A correspondent of the
Madison (Ind.) Courier has been making a pilgrimage to the ruins of what
was the stronghold of the "Latter-Day Saints" -- in the time when Joe Smith was
the Prophet. We extract the following from his interesting letter: --
The city of the Mormons once had 20,000 inhabitants; there are now but 2,000.
One-half of the houses the Mormons left have been removed or pulled down, and
the other half are tenantless. Each lot contains an acre. In walking through its
deserted streets I startled several quails, in the midst of the once populous
city. -- The mansion of Joe Smith is kept by his wife, once his widow, but now
again a wife -- of another and a live man -- as a tavern.

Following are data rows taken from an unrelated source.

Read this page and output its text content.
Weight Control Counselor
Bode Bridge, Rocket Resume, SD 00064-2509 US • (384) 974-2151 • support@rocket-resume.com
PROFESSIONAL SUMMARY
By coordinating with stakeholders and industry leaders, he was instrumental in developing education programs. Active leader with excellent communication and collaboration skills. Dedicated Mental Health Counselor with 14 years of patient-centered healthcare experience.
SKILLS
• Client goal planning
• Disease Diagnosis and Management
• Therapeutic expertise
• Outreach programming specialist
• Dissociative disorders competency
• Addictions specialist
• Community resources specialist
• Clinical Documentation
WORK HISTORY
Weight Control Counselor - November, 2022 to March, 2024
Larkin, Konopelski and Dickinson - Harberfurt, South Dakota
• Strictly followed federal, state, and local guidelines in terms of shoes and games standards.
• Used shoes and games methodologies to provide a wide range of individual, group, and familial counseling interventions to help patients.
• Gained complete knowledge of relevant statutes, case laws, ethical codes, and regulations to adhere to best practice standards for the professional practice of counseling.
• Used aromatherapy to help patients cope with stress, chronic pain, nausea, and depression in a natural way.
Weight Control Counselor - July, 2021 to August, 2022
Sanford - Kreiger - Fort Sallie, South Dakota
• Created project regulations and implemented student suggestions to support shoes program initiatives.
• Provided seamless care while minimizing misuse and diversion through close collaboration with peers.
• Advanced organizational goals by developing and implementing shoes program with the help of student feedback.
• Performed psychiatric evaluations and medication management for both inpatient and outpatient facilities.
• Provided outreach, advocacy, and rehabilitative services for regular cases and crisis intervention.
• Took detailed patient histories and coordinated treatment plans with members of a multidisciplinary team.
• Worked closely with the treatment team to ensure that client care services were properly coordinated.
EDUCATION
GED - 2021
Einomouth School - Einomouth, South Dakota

Between this mansion
and the river are the remains of a famous hotel, which was abandoned after its
walls had reached the second story; the walls are of fine pressed brick, with
marble door-sills and caps. The Masonic Hall is a fine brick building three
stories high. I am told that all the Mormons were Masons. Their lodge was under
the jurisdiction of the Grand Lodge of the State of Illinois. Smith, I am told,
initiated some of the "mothers of the church," when the charter was taken from
them, and the lodge closed. The front wall and the one next to it, which formed
the vestibule, [are] all that is left standing of the achievement of fanaticism
called the "temple," which as the inscription on a large stone, worked in the
inner wall, informs the visitor, is THE HOUSE OF THE LORD, Built by The Church
of Jesus Christ of Latter Day Saints, Commenced April 6, 1841.
A company of French socialists have purchased a portion of the property -- the
site and the ruins of the temple included. They number about 400. While I was
viewing the temple they all came out of their boarding-house from dinner. Their
foreign aspect and clothing as they grouped about the stones of the temple to
smoke their pipes and talk -- probably of la belle France -- made me
almost fancy I was viewing a ruin in an older country. One group were
gesticulating and laughing over the face of one of the ornaments which decorated
each column, which I cannot describe it better than referring the reader to the
picture of the full moon, which usually ornaments the cover of a Dutch almanac.